Update: Network details

The database server is hosted on a different network and is networked via a VLAN I believe. The servers are load balanced, which * I think * may be done using a firewall rather than a proper load balancer.

UPDATE 2

The problem was that SQL was configured to allow both TCP and Named Pipes. Sometimes it would try and connect with the latter which doesn't use the standard SQL port. The solution was to prefix the data source/server in the connection string with Data Source=tcp:xxx.xxx.xx.xxx to always ensure it connects via TCP


Solution

  • It wasn't related to Sitecore, but I have previously seen a very similar situation with another Content Management system. I also had a similar challenge with infrastructure staff being convinced the database server was fine, and that the problem was with the website.

    I suspected a network issue, so my approach was:

    1. I wrote a SQL script which could be run from the command line and would show up the same connectivity issue.

    2. I ran that script on a web server and I ran the script on the database server itself. I recorded the outcomes and compared them.

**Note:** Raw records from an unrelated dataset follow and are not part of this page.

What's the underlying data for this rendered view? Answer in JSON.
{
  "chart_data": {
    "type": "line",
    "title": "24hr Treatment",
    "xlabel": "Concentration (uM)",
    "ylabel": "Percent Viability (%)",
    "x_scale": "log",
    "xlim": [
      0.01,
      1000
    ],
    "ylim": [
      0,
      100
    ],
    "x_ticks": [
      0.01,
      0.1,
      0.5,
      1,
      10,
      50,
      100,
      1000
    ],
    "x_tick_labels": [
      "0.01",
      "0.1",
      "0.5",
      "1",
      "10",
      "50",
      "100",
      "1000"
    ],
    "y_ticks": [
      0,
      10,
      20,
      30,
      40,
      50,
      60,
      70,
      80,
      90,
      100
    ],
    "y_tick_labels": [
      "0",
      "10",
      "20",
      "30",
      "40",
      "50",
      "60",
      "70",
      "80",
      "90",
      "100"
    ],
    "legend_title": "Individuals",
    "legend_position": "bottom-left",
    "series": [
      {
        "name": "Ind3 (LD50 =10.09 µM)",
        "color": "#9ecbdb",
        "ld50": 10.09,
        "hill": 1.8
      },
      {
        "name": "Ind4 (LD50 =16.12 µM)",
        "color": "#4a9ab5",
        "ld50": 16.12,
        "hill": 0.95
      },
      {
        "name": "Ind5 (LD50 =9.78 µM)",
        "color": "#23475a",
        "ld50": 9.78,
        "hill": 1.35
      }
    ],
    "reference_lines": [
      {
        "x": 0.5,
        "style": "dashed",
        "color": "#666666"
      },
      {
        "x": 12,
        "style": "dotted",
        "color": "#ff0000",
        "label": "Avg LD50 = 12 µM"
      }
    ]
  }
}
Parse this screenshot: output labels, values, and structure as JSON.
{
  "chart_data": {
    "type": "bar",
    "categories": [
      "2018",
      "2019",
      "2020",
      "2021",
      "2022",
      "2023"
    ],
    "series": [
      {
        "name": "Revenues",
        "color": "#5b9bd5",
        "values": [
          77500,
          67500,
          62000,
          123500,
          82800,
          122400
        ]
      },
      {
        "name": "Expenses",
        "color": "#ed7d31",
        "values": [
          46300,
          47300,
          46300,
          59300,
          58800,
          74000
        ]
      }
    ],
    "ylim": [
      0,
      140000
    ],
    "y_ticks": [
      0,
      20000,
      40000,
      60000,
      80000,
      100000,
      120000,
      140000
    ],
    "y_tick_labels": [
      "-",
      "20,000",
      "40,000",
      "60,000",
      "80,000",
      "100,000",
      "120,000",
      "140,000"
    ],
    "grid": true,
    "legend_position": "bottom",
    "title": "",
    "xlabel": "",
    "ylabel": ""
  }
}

    My tests showed that the error could not be reproduced at all when the script ran on the DB server, but that it did occur when run from the web server's command line. That was evidence to back up my hunch that the issue was connectivity related, and did not relate to either the website or the database server.

    That focused attention on the setup of the firewall dividing the website's DMZ from the internal network the SQL server was on. This firewall was a load-balanced pair - and we were eventually able to find a subtle configuration difference which was causing the second box to terminate connections which had been started through the first box.

    It seems unlikely that that specific issue would be causing the problem for you - but you may find the overall approach of coming up with tests which can help localise the cause of the problem helpful?